タンパク質デザインを目指した一分子ソーターの開発

研究の目的

ファージ・ディスプレイ法と蛍光観察装置を組み合わせ、さまざまな配列を持つライブラリーから、目的の特性を持つタンパク質を選択する実験手法を確立する。

焦点深度の大きな光学系を開発し、バルブと組み合わせることで一分子の信号検出の後に試料を回収するシステムを開発しています。

GFPを再構成したファージを一分子選別装置に流し、一個体ごとに観察しながら選別する実験を続けています。

今までに、

①作製したファージを一個体ごとに計測していることを確認した。

②装置から回収したファージを大腸菌に感染させることで、配列情報を読み取れることを確認した。

現在、効果的にファージを回収する方法を模索中です。

マイクロ秒分解一分子 観察法によるタンパク質の高速度ダイナミクスの観察

研究の目的

数十マイクロ秒の時間分解能で、一分子の蛍光強度変化を連続追跡するライン型共焦点蛍光観察装置を開発し、タンパク質の高速ダイナミクスを追跡する。

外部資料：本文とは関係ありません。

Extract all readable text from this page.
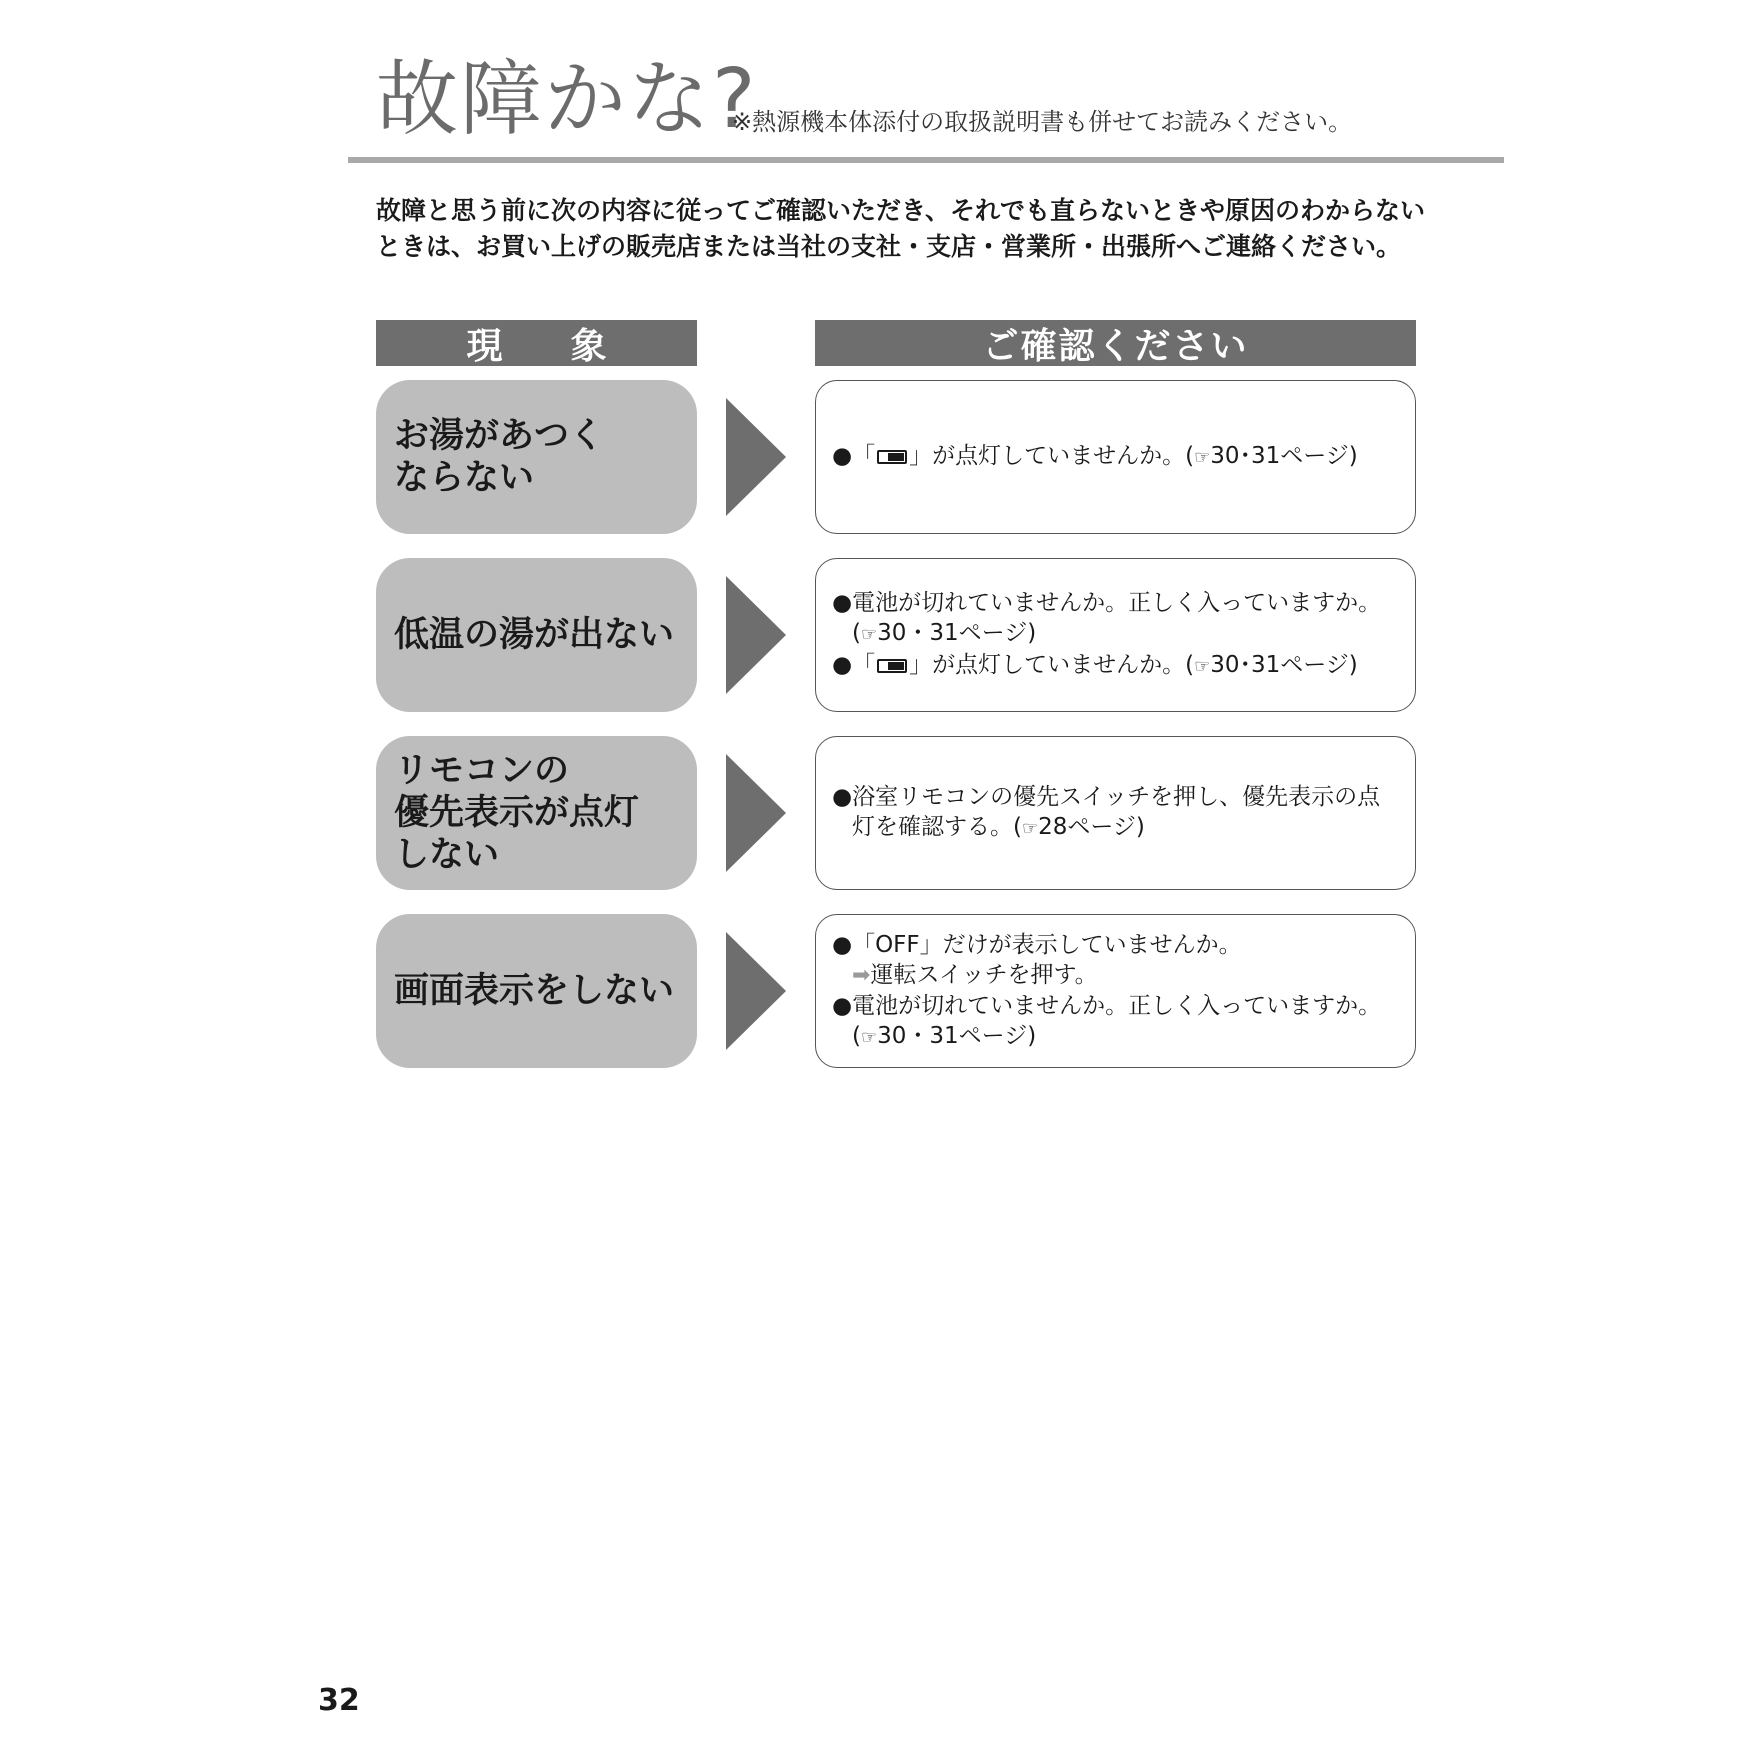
故障かな?
※熱源機本体添付の取扱説明書も併せてお読みください。
故障と思う前に次の内容に従ってご確認いただき、それでも直らないときや原因のわからないときは、お買い上げの販売店または当社の支社・支店・営業所・出張所へご連絡ください。
現象	ご確認ください
お湯があつく
ならない
●「 」が点灯していませんか。(☞30･31ページ)
低温の湯が出ない
●電池が切れていませんか。正しく入っていますか。
(☞30・31ページ)
●「 」が点灯していませんか。(☞30･31ページ)
リモコンの
優先表示が点灯
しない
●浴室リモコンの優先スイッチを押し、優先表示の点
灯を確認する。(☞28ページ)
画面表示をしない
●「OFF」だけが表示していませんか。
➡運転スイッチを押す。
●電池が切れていませんか。正しく入っていますか。
(☞30・31ページ)
32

フローセルとラインフォーカス型の共焦点顕微鏡を用いて、20 マイクロ秒の時間分解能による一分子蛍光観察を可能にした。この時間分解能は、従来の実験装置よりも一桁以上の向上に対応する。しかし、時間分解能を向上させると、測定時間を十分に長く出来ず、せいぜい数ミリ秒の長さの時系列データしか得られないとう欠点があった。

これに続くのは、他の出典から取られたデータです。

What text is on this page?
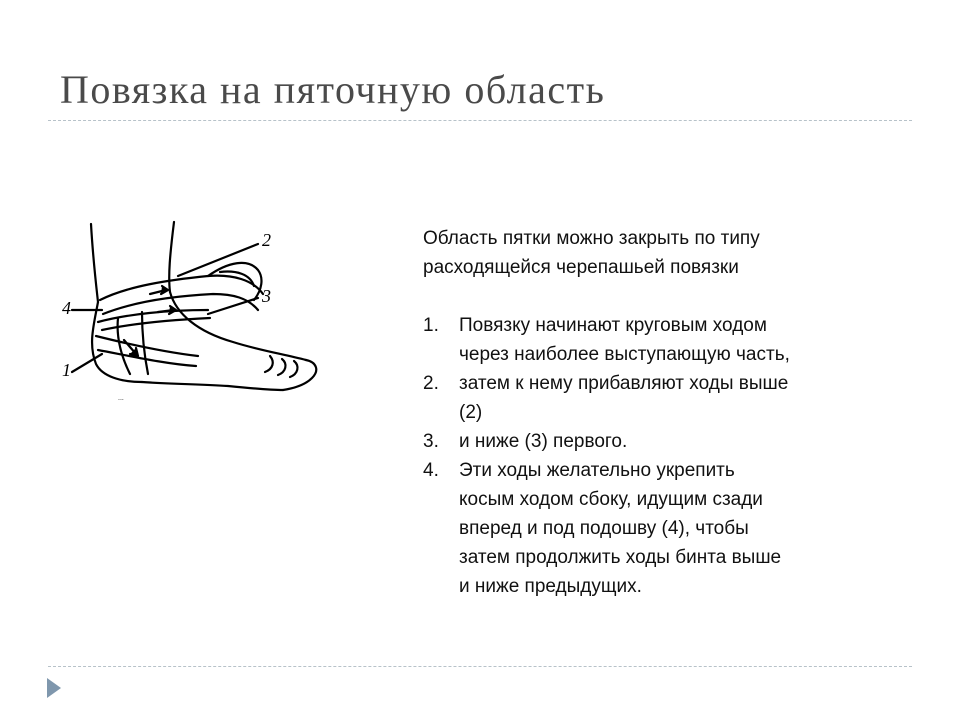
Повязка на пяточную область
2
3
4
1
...

Область пятки можно закрыть по типу

расходящейся черепашьей повязки

1. Повязку начинают круговым ходом
через наиболее выступающую часть,
2. затем к нему прибавляют ходы выше
(2)
3. и ниже (3) первого.
4. Эти ходы желательно укрепить
косым ходом сбоку, идущим сзади
вперед и под подошву (4), чтобы
затем продолжить ходы бинта выше
и ниже предыдущих.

高時間分解能を維持しながら長時間観察が可能な一分子蛍光時系列データ観察装置を開発した。

装置の性能を評価すると、予備的な結果として、10マイクロ秒の時間分解能で10ミリ秒以上のデータの取得を可能にした。この装置を用いることで、分子動力学計算で示されるタンパク質の運動を、実験的な手法によって検証する実験が可能になると考えられる。

開発した装置を用いることで、いくつかのタンパク質についての一分子計測を行い、得られた一分子データを解析するための手法の開発も行った。

プロテインAのBドメイン：得られたデータの線幅を解釈するための理論を構築し、データをほぼ定量的に説明できることを明らかにした。

ユビキチン：定常状態における変性過程の一分子計測を完了し、さらに、溶液混合装置を用いた時間分解能計測の予備実験を行った。

青色蛍光タンパク質：平衡変性過程についての一分子観察を行った。さらに、分子シャペロンであるGroELとの相互作用を計測した。

スタフィロコッカルヌクレアーゼ：一分子計測実験の準備を開始している。

DNA整列固定技術「DNAガーデン」を用いたDNA結合タンパク質の単分子機能解析

研究の目的

DNA結合タンパク質は遺伝子発現の調節などを行い、細胞の機能を調節している。これらのタンパク質は、すごく長いゲノムDNAの中からターゲット配列を驚くほど素早く探し出し、特異的に結合できる。私たちは、蛍光顕微鏡を用いて、DNA結合タンパク質の単分子がDNA上を動く過程（スライディングやジャンプなど）を観察し、標的探索メカニズムの解明を目指している。これまで、独自の手法として、ガラス基板上にDNAを整列し固定する技術「DNAガーデン」を開発した。DNAガーデンと単分子蛍光顕微鏡を用いて、がん抑制タンパク質p53、DNAの形を制御するタンパク質Fis, Nhp6A, HU、改変したゲノム編集タンパク質Cas9等を解析し、報告した。現在、国内外の研究者と協力し、様々なDNA結合タンパク質の解析を進めている。

液－液相分離するタンパク質の計測・制御・設計

研究の目的

タンパク質は、液―液相分離現象を利用し、集団として多彩な機能を生み出すことが分かってきた。液－液相分離とは、分子が低い濃度で均一に溶けている液相と分子が密に集合した液相（液滴）に分かれる現象である。タンパク質が液滴に密集することで高効率な化学反応などが可能になるが、同時に疾患の原因となる不溶性の凝集体を形成するリスクがある。私たちは、（1）計測によるタンパク質の液－液相分離現象の理解、（2）相分離現象を制御できるペプチドの設計、（3）相分離するミニタンパク質の設計を目指している。これまで、がん抑制タンパク質p53の液―液相分離現象の発見、液滴へのタンパク質の選択的取り込み現象や液滴内での分子運動の法則の発見、液滴を制御できるペプチドの設計法の開発などを報告した。現在、光ピンセットを用いた力学測定や相分離するミニタンパク質の設計などに挑戦している。